Une noisette, un livre


 Dix-sept ans

Eric Fottorino




Dix-sept ans. Dans les rues de Nice, une jeune femme, Lina Labrie, aurait pu murmurer entre ses lèvres : « dans les rues de la haute ville/j’ai vu mon destin difficile/je devais pour arriver/serrer les poings bien des années/lançant des pierres contre le vent/J’ai fait des rêves de géant/je suis devenue forte/à dix-sept ans ». Un peu plus bas, son fils aurait entendu cette voix, cette voix qui aurait levé le voile sur l’opacité d’une relation.

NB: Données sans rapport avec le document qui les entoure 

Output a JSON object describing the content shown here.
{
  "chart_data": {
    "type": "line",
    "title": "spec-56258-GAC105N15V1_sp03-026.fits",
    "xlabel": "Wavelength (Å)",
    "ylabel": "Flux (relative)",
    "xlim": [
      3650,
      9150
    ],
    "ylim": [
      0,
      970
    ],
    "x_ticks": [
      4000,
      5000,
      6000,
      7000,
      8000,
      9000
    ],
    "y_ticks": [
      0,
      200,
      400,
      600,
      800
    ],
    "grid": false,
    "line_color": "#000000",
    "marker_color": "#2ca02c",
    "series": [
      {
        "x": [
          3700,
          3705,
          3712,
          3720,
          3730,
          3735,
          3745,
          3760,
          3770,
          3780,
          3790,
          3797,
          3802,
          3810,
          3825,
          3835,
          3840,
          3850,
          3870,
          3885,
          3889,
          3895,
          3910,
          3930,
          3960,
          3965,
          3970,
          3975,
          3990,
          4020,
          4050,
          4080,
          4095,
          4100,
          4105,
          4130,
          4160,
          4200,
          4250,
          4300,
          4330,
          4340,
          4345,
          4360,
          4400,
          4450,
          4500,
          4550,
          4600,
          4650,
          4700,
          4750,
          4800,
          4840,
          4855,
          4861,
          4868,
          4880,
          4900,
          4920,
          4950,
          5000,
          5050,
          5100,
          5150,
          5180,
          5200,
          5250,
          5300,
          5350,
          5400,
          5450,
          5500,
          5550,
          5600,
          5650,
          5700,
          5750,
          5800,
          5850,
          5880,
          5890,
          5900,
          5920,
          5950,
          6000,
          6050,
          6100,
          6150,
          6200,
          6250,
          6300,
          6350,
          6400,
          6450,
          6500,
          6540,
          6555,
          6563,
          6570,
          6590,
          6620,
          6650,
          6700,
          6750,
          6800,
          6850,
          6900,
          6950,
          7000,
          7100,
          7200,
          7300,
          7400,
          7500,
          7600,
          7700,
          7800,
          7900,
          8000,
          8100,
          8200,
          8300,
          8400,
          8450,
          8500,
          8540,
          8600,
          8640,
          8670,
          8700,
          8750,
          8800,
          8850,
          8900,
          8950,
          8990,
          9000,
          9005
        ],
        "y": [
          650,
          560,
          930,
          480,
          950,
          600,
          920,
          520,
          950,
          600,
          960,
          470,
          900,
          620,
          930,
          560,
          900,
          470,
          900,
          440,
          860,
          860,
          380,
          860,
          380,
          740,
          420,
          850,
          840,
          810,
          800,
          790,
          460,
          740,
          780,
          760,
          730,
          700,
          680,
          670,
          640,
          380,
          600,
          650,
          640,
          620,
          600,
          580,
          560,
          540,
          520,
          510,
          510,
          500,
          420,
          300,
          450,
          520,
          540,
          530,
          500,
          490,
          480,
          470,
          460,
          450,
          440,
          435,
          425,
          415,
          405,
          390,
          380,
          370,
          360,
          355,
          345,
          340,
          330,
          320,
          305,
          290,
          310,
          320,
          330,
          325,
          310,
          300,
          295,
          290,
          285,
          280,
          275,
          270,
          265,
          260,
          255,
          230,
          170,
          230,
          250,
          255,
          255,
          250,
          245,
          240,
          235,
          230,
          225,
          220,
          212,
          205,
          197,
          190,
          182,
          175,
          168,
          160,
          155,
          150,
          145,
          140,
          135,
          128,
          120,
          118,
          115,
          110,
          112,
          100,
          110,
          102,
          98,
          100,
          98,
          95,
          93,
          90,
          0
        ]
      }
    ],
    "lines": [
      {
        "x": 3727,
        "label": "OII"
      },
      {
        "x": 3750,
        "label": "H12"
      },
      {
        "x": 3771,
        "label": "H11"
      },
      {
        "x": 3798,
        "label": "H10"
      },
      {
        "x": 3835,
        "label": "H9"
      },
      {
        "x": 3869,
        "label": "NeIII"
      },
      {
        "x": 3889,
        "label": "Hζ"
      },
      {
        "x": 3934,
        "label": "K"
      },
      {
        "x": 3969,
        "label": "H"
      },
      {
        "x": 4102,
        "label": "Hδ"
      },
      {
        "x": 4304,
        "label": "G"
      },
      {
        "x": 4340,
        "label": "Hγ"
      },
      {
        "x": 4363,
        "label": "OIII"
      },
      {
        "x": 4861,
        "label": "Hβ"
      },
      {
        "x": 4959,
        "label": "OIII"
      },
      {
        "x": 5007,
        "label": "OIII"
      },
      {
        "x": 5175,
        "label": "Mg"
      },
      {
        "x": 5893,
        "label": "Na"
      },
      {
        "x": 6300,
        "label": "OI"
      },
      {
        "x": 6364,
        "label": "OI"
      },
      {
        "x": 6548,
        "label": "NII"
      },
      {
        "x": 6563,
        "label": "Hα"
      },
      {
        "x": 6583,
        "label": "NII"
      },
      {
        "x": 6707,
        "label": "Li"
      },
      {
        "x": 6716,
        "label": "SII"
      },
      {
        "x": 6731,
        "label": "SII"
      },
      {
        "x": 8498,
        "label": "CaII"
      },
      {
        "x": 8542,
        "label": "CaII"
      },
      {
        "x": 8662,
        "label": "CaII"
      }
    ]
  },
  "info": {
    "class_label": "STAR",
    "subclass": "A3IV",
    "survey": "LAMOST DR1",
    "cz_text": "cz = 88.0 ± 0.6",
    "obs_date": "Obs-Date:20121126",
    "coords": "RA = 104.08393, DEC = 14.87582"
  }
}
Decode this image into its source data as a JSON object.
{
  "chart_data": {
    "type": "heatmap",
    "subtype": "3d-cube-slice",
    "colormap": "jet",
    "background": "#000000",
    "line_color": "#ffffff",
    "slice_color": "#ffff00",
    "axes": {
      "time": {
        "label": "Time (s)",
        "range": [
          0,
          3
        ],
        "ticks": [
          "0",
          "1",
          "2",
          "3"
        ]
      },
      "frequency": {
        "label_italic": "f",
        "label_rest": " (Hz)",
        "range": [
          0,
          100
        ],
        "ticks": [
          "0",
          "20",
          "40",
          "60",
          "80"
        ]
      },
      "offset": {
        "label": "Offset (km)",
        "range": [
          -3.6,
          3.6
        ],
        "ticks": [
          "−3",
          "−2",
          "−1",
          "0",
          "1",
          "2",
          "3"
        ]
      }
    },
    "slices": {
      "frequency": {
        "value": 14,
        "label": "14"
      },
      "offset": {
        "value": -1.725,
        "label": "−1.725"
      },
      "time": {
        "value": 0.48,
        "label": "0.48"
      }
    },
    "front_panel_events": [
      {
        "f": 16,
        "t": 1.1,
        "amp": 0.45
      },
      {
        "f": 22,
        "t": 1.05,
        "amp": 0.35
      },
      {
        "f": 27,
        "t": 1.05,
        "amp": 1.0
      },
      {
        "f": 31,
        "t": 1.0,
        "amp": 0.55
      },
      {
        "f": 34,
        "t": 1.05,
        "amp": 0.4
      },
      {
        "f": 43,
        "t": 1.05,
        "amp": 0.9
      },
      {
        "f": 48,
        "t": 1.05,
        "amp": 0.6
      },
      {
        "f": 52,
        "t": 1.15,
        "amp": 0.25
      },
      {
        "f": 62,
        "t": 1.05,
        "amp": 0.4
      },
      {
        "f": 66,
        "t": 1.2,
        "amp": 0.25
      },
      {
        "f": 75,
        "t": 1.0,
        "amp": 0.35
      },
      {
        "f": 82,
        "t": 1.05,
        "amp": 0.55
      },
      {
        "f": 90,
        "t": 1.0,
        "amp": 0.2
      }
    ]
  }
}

France. Années 1960. Une jeune femme met au monde un petit garçon, Eric, de père inconnu selon l’état civil. Elle a dû quitter la région bordelaise pour la Riviera, là où on ne la connait pas, un enfant sans père, c’est forcément la honte dans cette France bien-pensante… Sa mère l’enfonce dans des concepts religieux et souhaiterait qu’elle abandonne l’enfant. Elle le gardera. Et il grandira…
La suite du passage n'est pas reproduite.